The Chapter 11 case includes only the parent company with none of the McLeodUSA’s operating subsidiaries, which include McLeodUSA Telecommunications, McLeodUSA Publishing and Illinois Consolidated Telephone Company (ICTC), being part of the bankruptcy proceeding.


Following the bankruptcy announcement, the Nasdaq Stock Market said that trading was halted in McLeodUSA stock for “additional information” from the company. The stock closed at 18 cents a share. Trading will remain halted until McLeodUSA has fully satisfied Nasdaq’s request for additional information.


Under the terms of the recapitalization, McLeodUSA bondholders will receive up to $670 million in cash, $175 million of new preferred stock convertible into 15 percent of the reorganized company’s common stock, and five-year warrants to purchase an additional 6 percent of the common stock for $30 million. An ad hoc committee of senior note holders, which holds 23 percent of the Cedar Rapids, Iowa-based company’s bonds, voted unanimously in favor of the plan.

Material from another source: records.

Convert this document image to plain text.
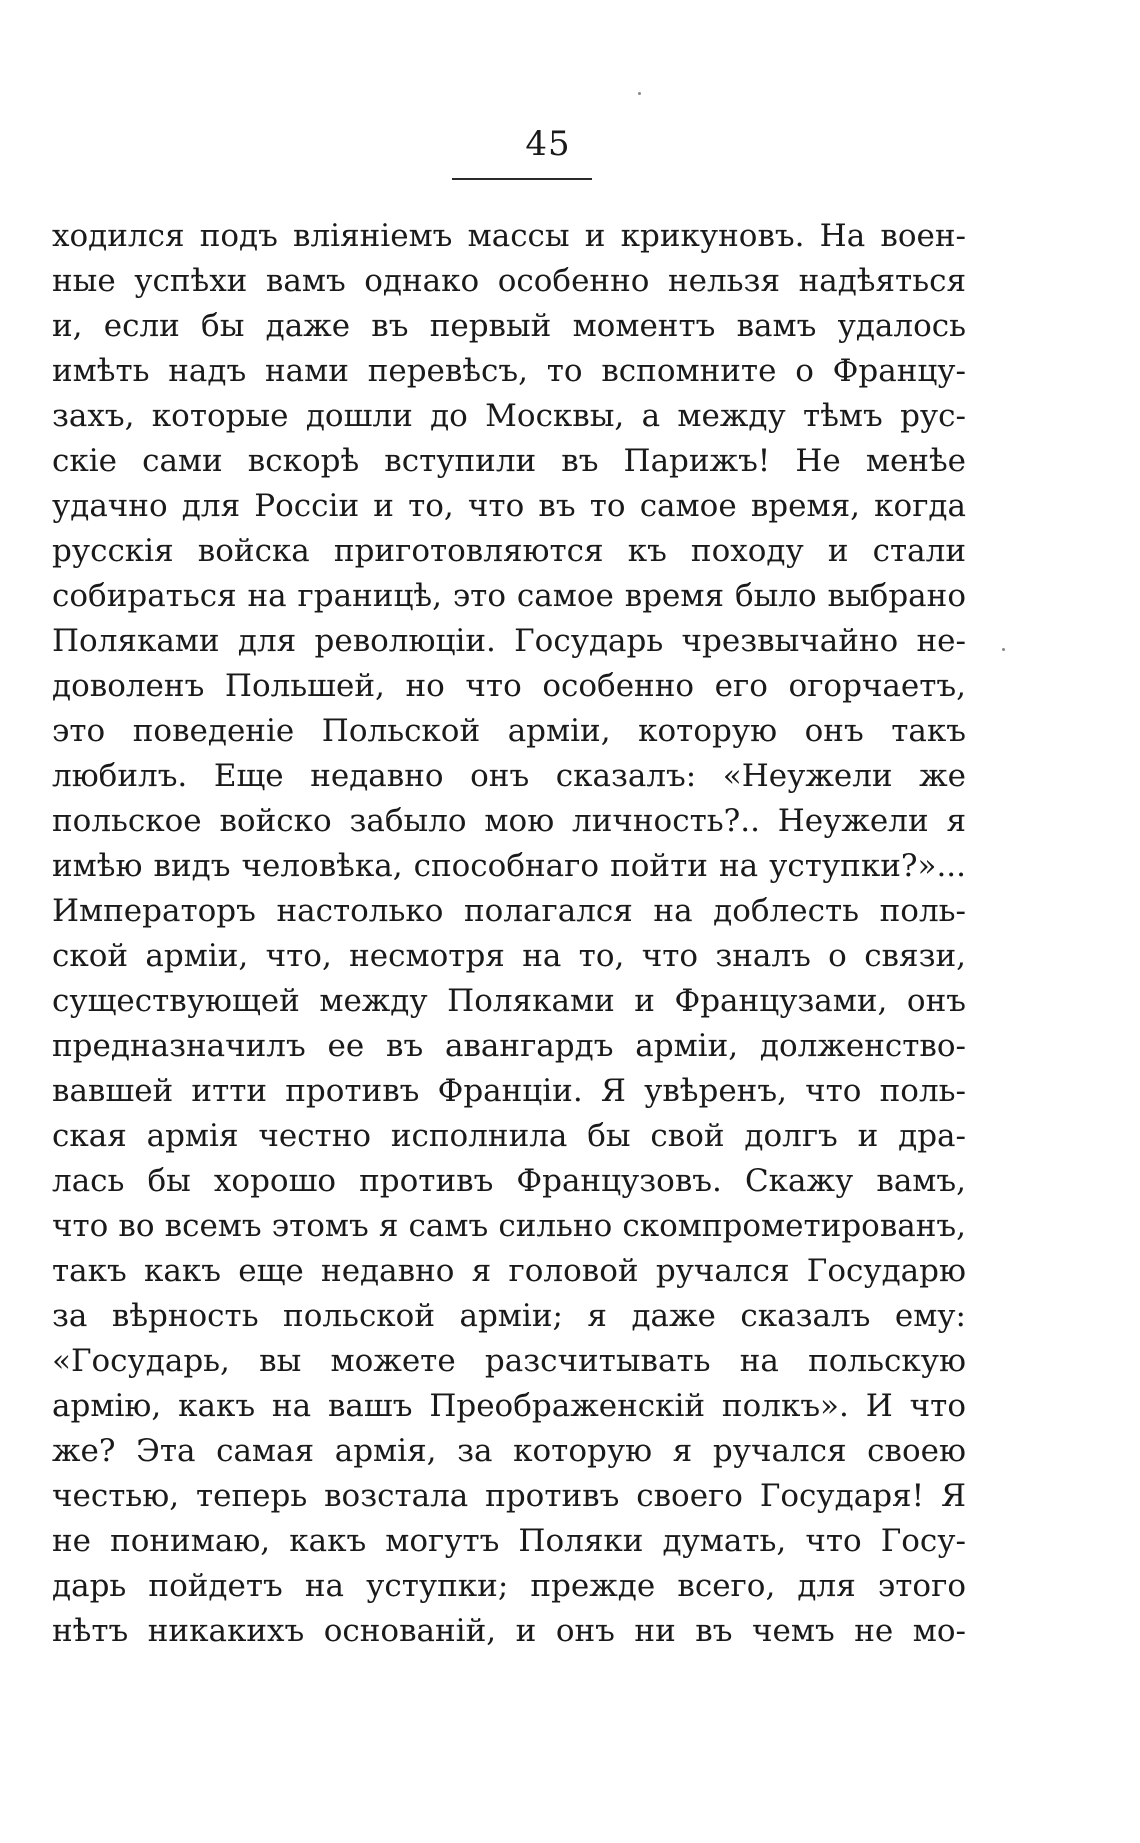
45
ходился подъ вліяніемъ массы и крикуновъ. На воен-
ные успѣхи вамъ однако особенно нельзя надѣяться
и, если бы даже въ первый моментъ вамъ удалось
имѣть надъ нами перевѣсъ, то вспомните о Францу-
захъ, которые дошли до Москвы, а между тѣмъ рус-
скіе сами вскорѣ вступили въ Парижъ! Не менѣе
удачно для Россіи и то, что въ то самое время, когда
русскія войска приготовляются къ походу и стали
собираться на границѣ, это самое время было выбрано
Поляками для революціи. Государь чрезвычайно не-
доволенъ Польшей, но что особенно его огорчаетъ,
это поведеніе Польской арміи, которую онъ такъ
любилъ. Еще недавно онъ сказалъ: «Неужели же
польское войско забыло мою личность?.. Неужели я
имѣю видъ человѣка, способнаго пойти на уступки?»...
Императоръ настолько полагался на доблесть поль-
ской арміи, что, несмотря на то, что зналъ о связи,
существующей между Поляками и Французами, онъ
предназначилъ ее въ авангардъ арміи, долженство-
вавшей итти противъ Франціи. Я увѣренъ, что поль-
ская армія честно исполнила бы свой долгъ и дра-
лась бы хорошо противъ Французовъ. Скажу вамъ,
что во всемъ этомъ я самъ сильно скомпрометированъ,
такъ какъ еще недавно я головой ручался Государю
за вѣрность польской арміи; я даже сказалъ ему:
«Государь, вы можете разсчитывать на польскую
армію, какъ на вашъ Преображенскій полкъ». И что
же? Эта самая армія, за которую я ручался своею
честью, теперь возстала противъ своего Государя! Я
не понимаю, какъ могутъ Поляки думать, что Госу-
дарь пойдетъ на уступки; прежде всего, для этого
нѣтъ никакихъ основаній, и онъ ни въ чемъ не мо-
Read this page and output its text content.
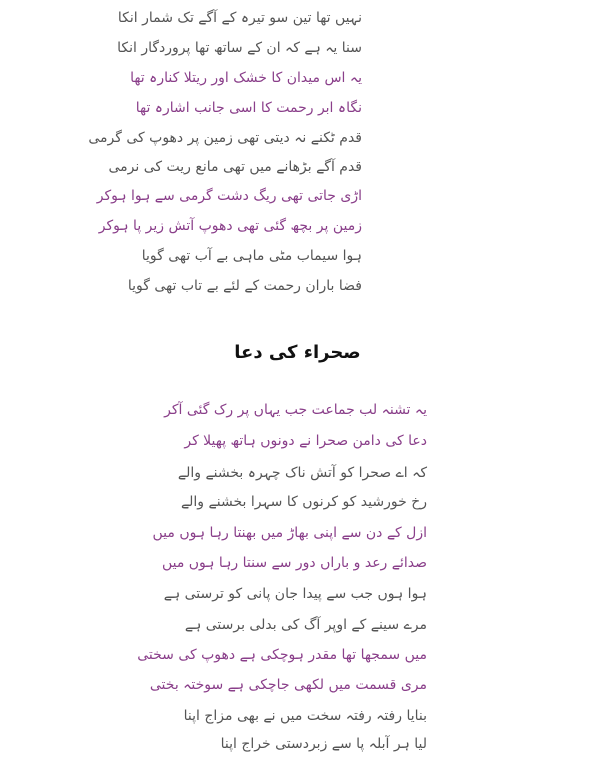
نہیں تھا تین سو تیرہ کے آگے تک شمار انکا
سنا یہ ہے کہ ان کے ساتھ تھا پروردگار انکا
یہ اس میدان کا خشک اور ریتلا کنارہ تھا
نگاہ ابر رحمت کا اسی جانب اشارہ تھا
قدم ٹکنے نہ دیتی تھی زمین پر دھوپ کی گرمی
قدم آگے بڑھانے میں تھی مانع ریت کی نرمی
اڑی جاتی تھی ریگ دشت گرمی سے ہوا ہوکر
زمین پر بچھ گئی تھی دھوپ آتش زیر پا ہوکر
ہوا سیماب مٹی ماہی بے آب تھی گویا
فضا باران رحمت کے لئے بے تاب تھی گویا
صحراء کی دعا
یہ تشنہ لب جماعت جب یہاں پر رک گئی آکر
دعا کی دامن صحرا نے دونوں ہاتھ پھیلا کر
کہ اے صحرا کو آتش ناک چہرہ بخشنے والے
رخ خورشید کو کرنوں کا سہرا بخشنے والے
ازل کے دن سے اپنی بھاڑ میں بھنتا رہا ہوں میں
صدائے رعد و باراں دور سے سنتا رہا ہوں میں
ہوا ہوں جب سے پیدا جان پانی کو ترستی ہے
مرے سینے کے اوپر آگ کی بدلی برستی ہے
میں سمجھا تھا مقدر ہوچکی ہے دھوپ کی سختی
مری قسمت میں لکھی جاچکی ہے سوختہ بختی
بنایا رفتہ رفتہ سخت میں نے بھی مزاج اپنا
لیا ہر آبلہ پا سے زبردستی خراج اپنا
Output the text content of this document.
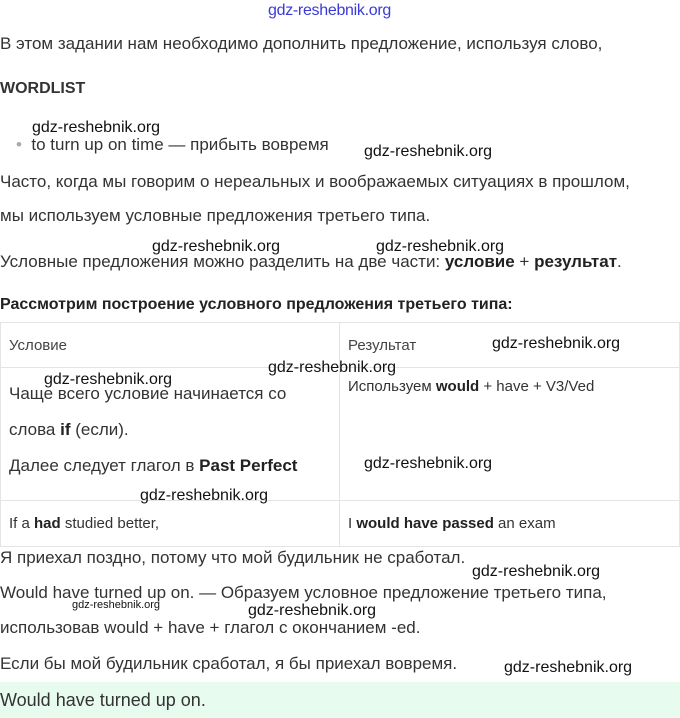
gdz-reshebnik.org
В этом задании нам необходимо дополнить предложение, используя слово,
WORDLIST
• to turn up on time — прибыть вовремя
Часто, когда мы говорим о нереальных и воображаемых ситуациях в прошлом,
мы используем условные предложения третьего типа.
Условные предложения можно разделить на две части: условие + результат.
Рассмотрим построение условного предложения третьего типа:
Условие	Результат

Чаще всего условие начинается со
слова if (если).
Далее следует глагол в Past Perfect	Используем would + have + V3/Ved
If a had studied better,	I would have passed an exam
Я приехал поздно, потому что мой будильник не сработал.
Would have turned up on. — Образуем условное предложение третьего типа,
использовав would + have + глагол с окончанием -ed.
Если бы мой будильник сработал, я бы приехал вовремя.
Would have turned up on.
gdz-reshebnik.org
gdz-reshebnik.org
gdz-reshebnik.org	gdz-reshebnik.org
gdz-reshebnik.org
gdz-reshebnik.org
gdz-reshebnik.org
gdz-reshebnik.org
gdz-reshebnik.org
gdz-reshebnik.org
gdz-reshebnik.org	gdz-reshebnik.org
gdz-reshebnik.org
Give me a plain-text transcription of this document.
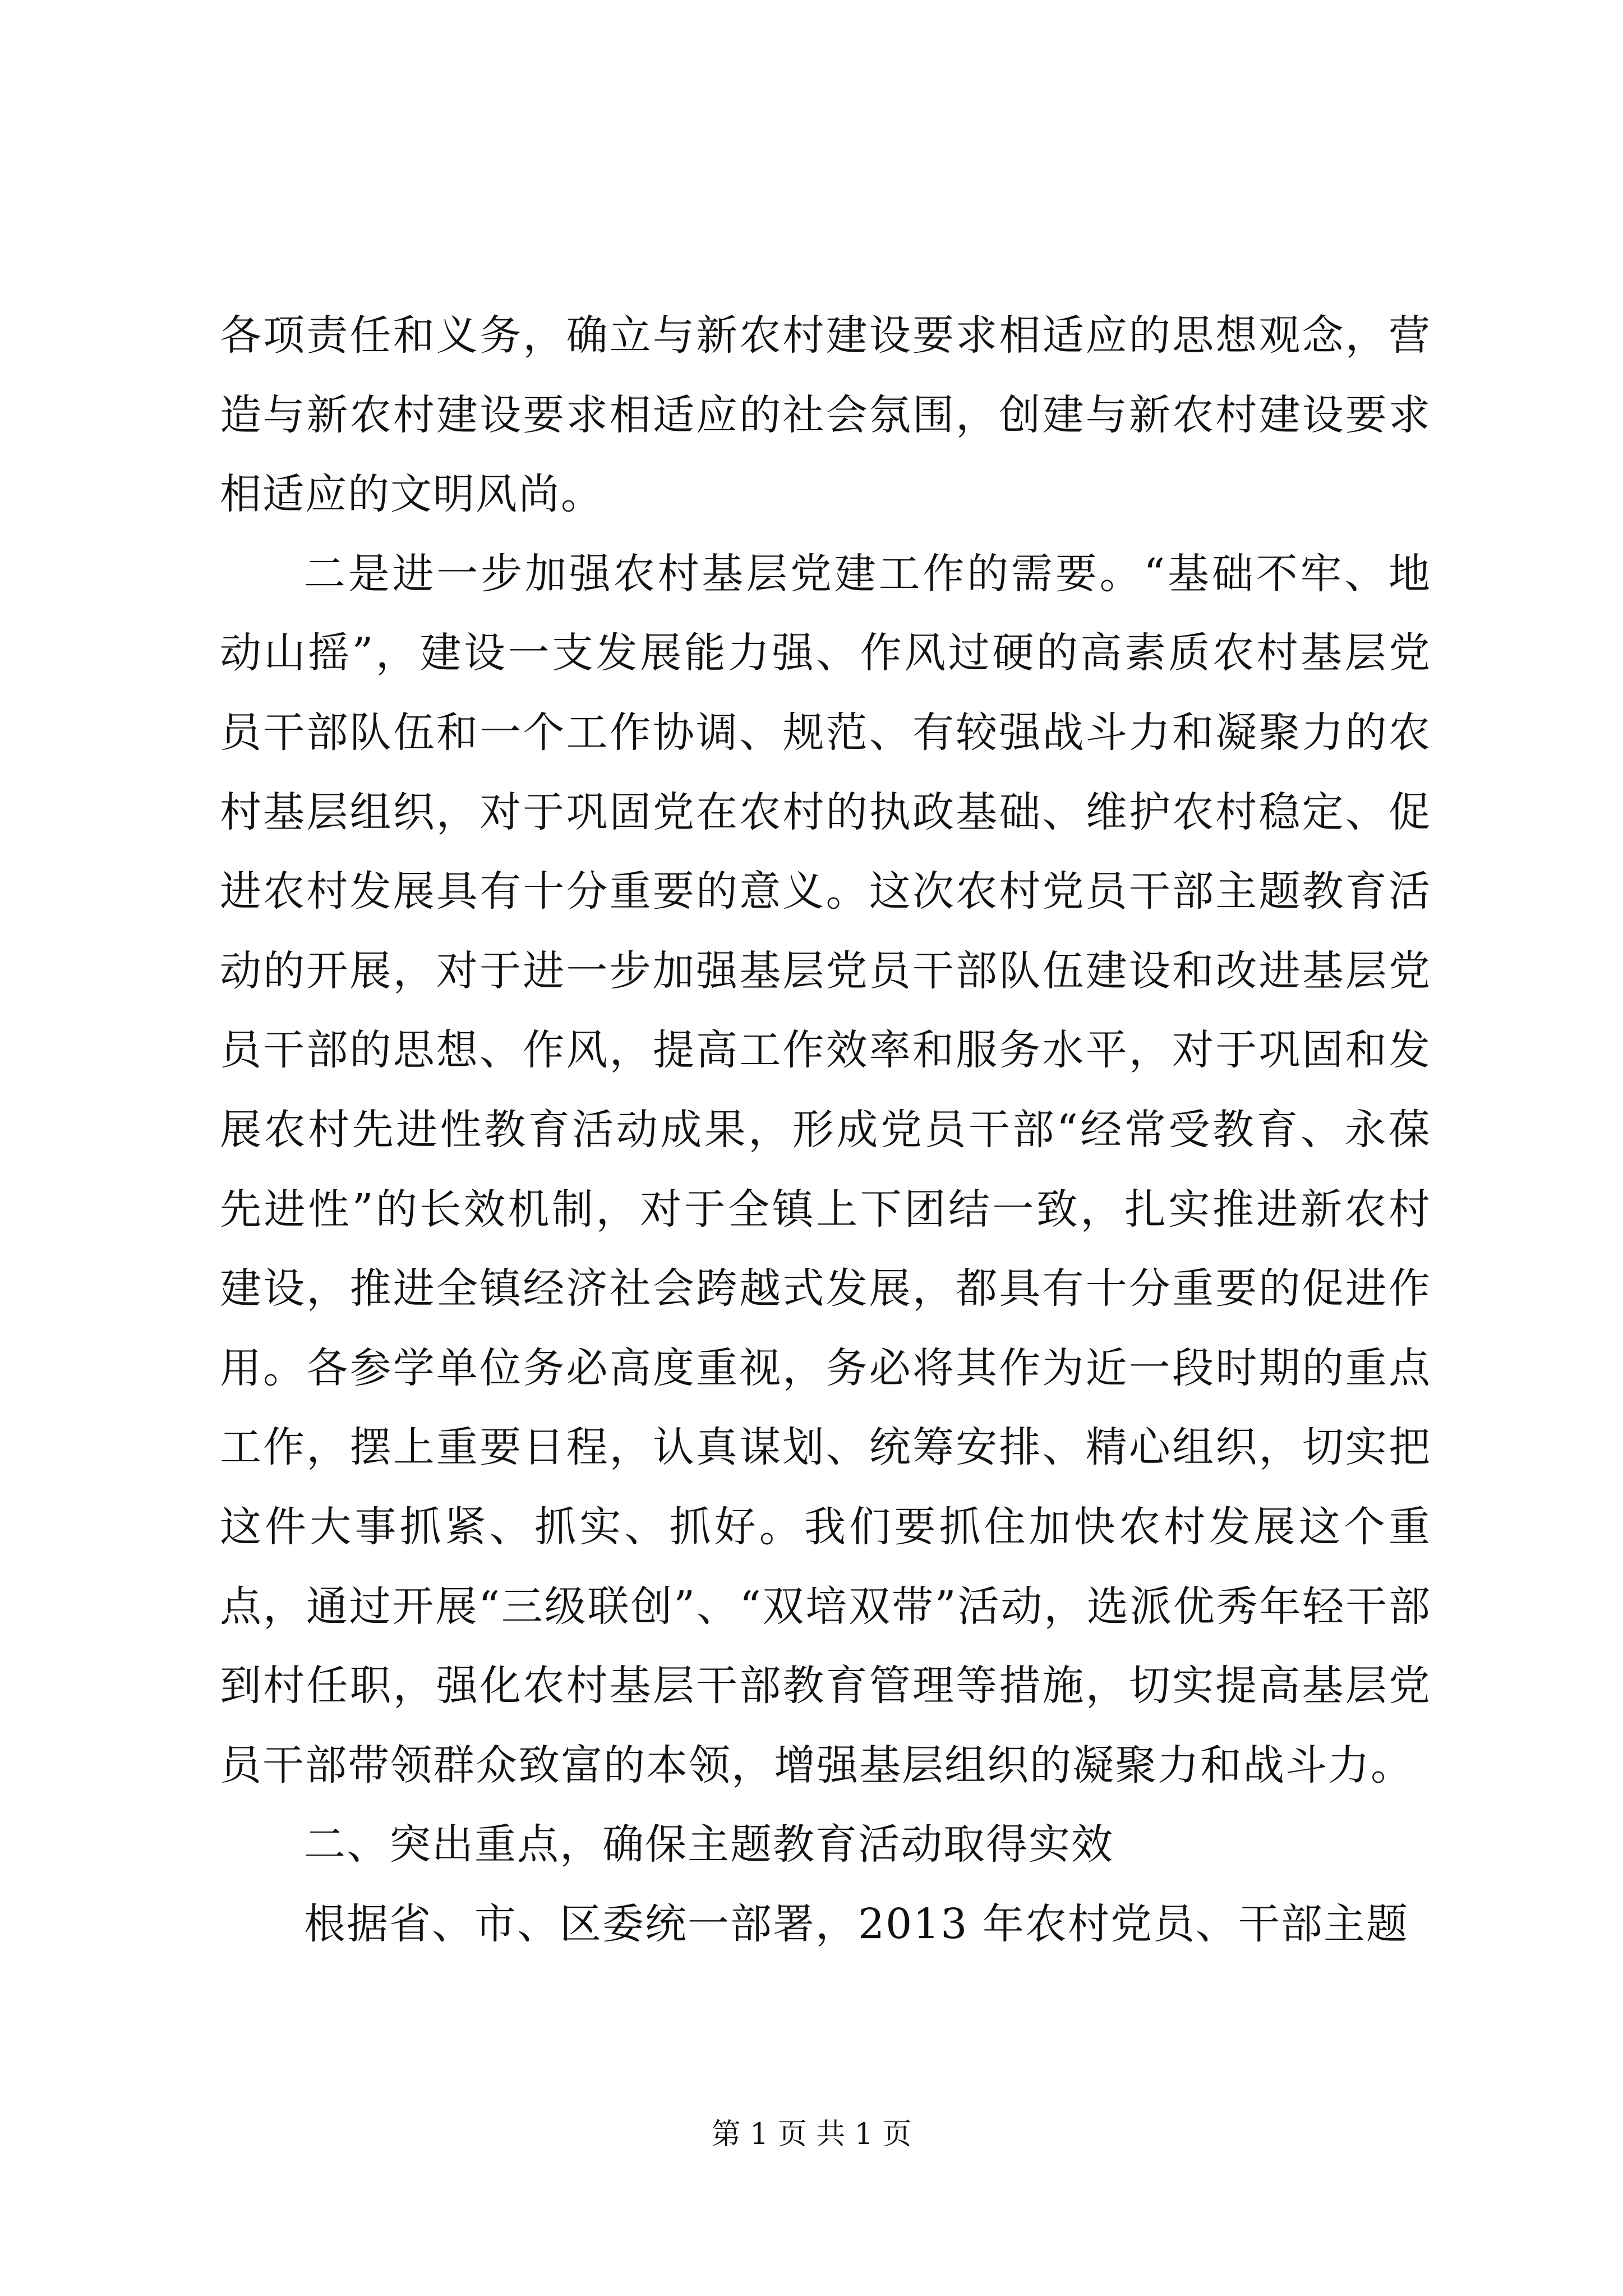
各项责任和义务，确立与新农村建设要求相适应的思想观念，营造与新农村建设要求相适应的社会氛围，创建与新农村建设要求相适应的文明风尚。

二是进一步加强农村基层党建工作的需要。“基础不牢、地动山摇”，建设一支发展能力强、作风过硬的高素质农村基层党员干部队伍和一个工作协调、规范、有较强战斗力和凝聚力的农村基层组织，对于巩固党在农村的执政基础、维护农村稳定、促进农村发展具有十分重要的意义。这次农村党员干部主题教育活动的开展，对于进一步加强基层党员干部队伍建设和改进基层党员干部的思想、作风，提高工作效率和服务水平，对于巩固和发展农村先进性教育活动成果，形成党员干部“经常受教育、永葆先进性”的长效机制，对于全镇上下团结一致，扎实推进新农村建设，推进全镇经济社会跨越式发展，都具有十分重要的促进作用。各参学单位务必高度重视，务必将其作为近一段时期的重点工作，摆上重要日程，认真谋划、统筹安排、精心组织，切实把这件大事抓紧、抓实、抓好。我们要抓住加快农村发展这个重点，通过开展“三级联创”、“双培双带”活动，选派优秀年轻干部到村任职，强化农村基层干部教育管理等措施，切实提高基层党员干部带领群众致富的本领，增强基层组织的凝聚力和战斗力。

二、突出重点，确保主题教育活动取得实效

根据省、市、区委统一部署，2013 年农村党员、干部主题

第 1 页 共 1 页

Additionally, the company has signed lock-up and support agreements with stockholders holding approximately 45 percent of its Preferred Series A, Series D and Series E shares, including funds managed by Forstmann Little & Co., to support the recapitalization plan. Forstmann Little will be the largest shareholder of the reorganized McLeodUSA after the recapitalization with an approximate 58 percent stake in the company.


Theodore J. Forstmann, senior partner of Forstmann Little, will continue as chairman of the Executive Committee of the McLeodUSA Board of Directors.


The pre-negotiated elements of the transaction provide for no disruption to the Company’s employees, trade creditors, customers and overall operations.


During the bankruptcy proceedings, McLeodUSA expects to operate its business without interruption and with no impact on its employees, customers and suppliers. The company has approximately $140 million in cash currently available as of the date of the filing and has secured a commitment for a $110 million exit financing facility from a group of lenders arranged by JPMorgan, Bank of America and Citibank.


This exit financing may be increased to as much as $160 million and will be available to McLeodUSA at the completion of the recapitalization subject to customary conditions. Accordingly, based on such cash availability, the company does not require and does not expect to obtain debtor-in-possession financing.


McLeodUSA provides integrated communications services, including local services, in 25 Midwest, Southwest, Northwest and Rocky Mountain states.